Hello Jira folks,
I currently have the following setup:
- Jira automation run on a daily basis at 8 AM
-- JQL: project = DEV AND status = Todo AND updated <= -2d ORDER BY updated ASC
--- Email to Assignee + Teamleader + Head of Department:
Subject:
Late ticket: {{issue.key}}
Body:
Hello {{assignee.displayName}}
Please look into this ticket urgently {{issue.key}}
This is causing me issues as I am sending 1 email per issue, and it is spamming the team on a daily basis.
Instead, what I'd love to see is:
1 email per assignee to the correct Assignee + Teamleader + Head of Department
-> Assignee/dev would have 1 email sent to him containing all of the tickets he's late for
--> Teamleader would have multiple devs under his scope, so he should receive multiple emails, but only 1 email per assignee/dev
---> Head of Department would have multiple Teamleaders (therefor multiple devs) under his scope, so he should receive multiple emails, but only 1 email per assignee/dev
Expected Subject:
{{assignee.displayName}} - Late tickets
Body would be something like:
Hello {{assignee.displayName}}
You have a list of tickets that are unattended to:
{{for loop of issues}}
[{{issue.updated}}: {{issue.summary}} - {{issue.key}}]({{issue.url}})
{{/for loop of issues}}
Any advise on how to do that?
Hi @patman_y
First thing, what problem are you trying to solve? That is, "why do this?" Knowing that may help the community to offer other alternatives.
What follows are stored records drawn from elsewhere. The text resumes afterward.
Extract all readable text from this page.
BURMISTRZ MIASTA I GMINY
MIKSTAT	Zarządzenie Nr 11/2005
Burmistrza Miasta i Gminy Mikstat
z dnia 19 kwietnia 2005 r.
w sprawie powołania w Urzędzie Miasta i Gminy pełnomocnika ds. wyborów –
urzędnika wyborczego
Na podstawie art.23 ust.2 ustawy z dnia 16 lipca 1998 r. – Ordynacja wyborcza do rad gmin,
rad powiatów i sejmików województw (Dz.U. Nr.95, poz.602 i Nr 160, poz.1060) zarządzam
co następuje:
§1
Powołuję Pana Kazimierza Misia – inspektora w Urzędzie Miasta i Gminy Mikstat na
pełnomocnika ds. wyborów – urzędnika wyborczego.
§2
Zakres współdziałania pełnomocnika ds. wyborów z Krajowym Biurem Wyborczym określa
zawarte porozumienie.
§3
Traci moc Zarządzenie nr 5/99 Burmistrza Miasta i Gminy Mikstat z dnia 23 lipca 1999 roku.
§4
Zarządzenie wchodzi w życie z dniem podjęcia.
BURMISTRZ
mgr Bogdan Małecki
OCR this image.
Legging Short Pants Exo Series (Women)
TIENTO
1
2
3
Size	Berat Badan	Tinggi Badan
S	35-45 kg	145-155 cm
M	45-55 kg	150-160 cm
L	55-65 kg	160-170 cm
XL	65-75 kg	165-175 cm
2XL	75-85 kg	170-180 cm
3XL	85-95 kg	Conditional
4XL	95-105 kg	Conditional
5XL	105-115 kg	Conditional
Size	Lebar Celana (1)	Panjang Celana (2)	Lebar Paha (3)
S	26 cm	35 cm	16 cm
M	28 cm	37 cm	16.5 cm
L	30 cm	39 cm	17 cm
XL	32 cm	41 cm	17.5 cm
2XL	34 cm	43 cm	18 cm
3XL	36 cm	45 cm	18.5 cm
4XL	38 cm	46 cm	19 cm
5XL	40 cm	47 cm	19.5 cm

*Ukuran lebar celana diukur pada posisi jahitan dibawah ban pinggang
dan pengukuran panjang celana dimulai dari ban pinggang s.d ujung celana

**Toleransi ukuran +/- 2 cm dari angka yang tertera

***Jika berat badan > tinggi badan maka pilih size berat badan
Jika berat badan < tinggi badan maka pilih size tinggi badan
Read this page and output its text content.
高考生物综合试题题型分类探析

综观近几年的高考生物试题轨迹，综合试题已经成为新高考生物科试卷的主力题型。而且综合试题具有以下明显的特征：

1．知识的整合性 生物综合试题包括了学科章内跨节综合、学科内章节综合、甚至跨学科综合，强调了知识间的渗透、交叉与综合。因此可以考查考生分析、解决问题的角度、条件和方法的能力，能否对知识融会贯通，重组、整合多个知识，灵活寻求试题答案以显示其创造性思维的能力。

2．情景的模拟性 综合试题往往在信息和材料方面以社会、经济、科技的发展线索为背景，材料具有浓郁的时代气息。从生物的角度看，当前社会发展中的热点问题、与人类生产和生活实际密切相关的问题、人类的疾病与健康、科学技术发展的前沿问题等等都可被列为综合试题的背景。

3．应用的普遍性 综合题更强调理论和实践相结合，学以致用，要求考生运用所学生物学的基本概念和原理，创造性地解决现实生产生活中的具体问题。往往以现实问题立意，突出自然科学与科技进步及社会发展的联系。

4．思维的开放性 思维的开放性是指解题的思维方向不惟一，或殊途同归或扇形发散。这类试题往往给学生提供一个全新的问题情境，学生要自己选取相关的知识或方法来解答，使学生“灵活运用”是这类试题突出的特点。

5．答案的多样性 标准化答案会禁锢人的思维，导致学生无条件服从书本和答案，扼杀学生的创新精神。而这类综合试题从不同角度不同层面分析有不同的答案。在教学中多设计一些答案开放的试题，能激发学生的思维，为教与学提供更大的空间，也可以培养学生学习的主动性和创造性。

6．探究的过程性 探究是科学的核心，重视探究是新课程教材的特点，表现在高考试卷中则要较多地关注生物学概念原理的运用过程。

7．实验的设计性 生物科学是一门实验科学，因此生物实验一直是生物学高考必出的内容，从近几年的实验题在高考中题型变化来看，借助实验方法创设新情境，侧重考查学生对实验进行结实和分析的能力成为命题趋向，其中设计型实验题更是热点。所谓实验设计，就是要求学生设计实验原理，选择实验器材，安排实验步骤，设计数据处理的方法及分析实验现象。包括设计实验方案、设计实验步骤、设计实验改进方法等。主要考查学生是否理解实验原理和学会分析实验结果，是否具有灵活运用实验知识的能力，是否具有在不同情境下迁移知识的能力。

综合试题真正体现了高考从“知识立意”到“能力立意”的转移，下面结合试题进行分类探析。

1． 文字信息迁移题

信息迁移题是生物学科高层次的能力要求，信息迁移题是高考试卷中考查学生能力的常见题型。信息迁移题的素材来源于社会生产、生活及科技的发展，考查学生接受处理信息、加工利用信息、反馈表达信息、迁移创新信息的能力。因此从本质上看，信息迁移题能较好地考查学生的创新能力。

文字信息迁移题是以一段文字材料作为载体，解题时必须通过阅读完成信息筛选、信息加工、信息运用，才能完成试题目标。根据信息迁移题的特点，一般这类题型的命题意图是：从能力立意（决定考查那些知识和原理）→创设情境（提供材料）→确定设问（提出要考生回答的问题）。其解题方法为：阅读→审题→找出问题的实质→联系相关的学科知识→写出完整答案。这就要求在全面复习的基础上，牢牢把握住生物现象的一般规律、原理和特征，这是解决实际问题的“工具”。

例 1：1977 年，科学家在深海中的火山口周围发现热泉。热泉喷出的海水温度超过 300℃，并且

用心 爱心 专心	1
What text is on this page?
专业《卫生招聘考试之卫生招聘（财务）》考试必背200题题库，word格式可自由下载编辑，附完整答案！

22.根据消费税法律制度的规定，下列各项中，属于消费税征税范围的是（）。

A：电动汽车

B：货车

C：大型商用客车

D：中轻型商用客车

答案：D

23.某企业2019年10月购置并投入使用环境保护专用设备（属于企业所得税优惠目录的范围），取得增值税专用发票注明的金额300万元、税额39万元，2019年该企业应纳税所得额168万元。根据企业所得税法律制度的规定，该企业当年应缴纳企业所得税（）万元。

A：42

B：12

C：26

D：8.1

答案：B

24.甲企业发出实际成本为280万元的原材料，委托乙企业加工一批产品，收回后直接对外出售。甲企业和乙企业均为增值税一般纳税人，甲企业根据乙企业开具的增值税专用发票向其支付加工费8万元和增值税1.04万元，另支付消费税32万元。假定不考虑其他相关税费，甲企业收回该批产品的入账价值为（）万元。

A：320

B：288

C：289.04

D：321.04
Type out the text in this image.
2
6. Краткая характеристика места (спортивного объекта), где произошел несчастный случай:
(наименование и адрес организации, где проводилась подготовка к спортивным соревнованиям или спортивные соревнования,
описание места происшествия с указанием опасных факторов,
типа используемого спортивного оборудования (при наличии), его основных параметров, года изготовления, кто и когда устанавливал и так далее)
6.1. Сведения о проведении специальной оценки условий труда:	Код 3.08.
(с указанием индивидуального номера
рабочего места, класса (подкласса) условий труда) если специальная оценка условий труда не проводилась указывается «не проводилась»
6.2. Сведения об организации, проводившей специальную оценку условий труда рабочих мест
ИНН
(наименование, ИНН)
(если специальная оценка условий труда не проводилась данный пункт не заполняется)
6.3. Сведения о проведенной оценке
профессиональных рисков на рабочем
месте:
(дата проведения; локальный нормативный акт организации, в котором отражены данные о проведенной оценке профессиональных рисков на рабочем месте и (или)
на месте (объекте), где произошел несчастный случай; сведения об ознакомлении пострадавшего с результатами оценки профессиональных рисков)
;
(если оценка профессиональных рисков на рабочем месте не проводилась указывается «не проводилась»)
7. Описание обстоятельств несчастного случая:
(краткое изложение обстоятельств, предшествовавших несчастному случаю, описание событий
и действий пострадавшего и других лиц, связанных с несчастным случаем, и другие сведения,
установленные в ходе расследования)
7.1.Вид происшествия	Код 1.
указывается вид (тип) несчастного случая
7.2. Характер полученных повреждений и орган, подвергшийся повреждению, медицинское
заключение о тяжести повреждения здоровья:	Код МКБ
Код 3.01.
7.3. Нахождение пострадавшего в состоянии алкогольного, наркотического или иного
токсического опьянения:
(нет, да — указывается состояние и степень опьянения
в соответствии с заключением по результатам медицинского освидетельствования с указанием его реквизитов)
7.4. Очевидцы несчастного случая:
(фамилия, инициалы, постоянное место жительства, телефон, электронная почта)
For example, it appears you are trying to notify the assignee and specific people when issues are "not yet started and have not been updated for the last 2 calendar days".
And so a workaround for doing that without a rule would be to create a saved filter (or more) and ask the individuals to subscribe to it for email alerts.
One downside of any email-based approach is the emails are easily ignored, or they become "noisy". Consider instead what the root cause is for which it is believed an email reminder will help.
Back to the automation rule you describe...
This one-email-per-assignee scenario is relatively easy for Jira Cloud, but not for Jira Data Center because that version's rules do not support the advanced branch yet.
The possible workarounds depend upon how many assignees are involved and how complex you want your rules...
When you have a small number of known assignees, remove the JQL from your trigger and instead use a repeating pattern to send emails:
This could work for up to 30 users (based on maximum possible rule size), although it would be difficult to maintain. This rule may be made more efficient by using a single Lookup Issues action and instead using list filtering for each assignee.
When you have an unknown number of assignees, or do not want a long rule to maintain, a two rule approach may be used: one rule to start the processing and a recursive, webhook triggered rule for the rest.
This is a difficult rule set to get correct and to debug when things stop working.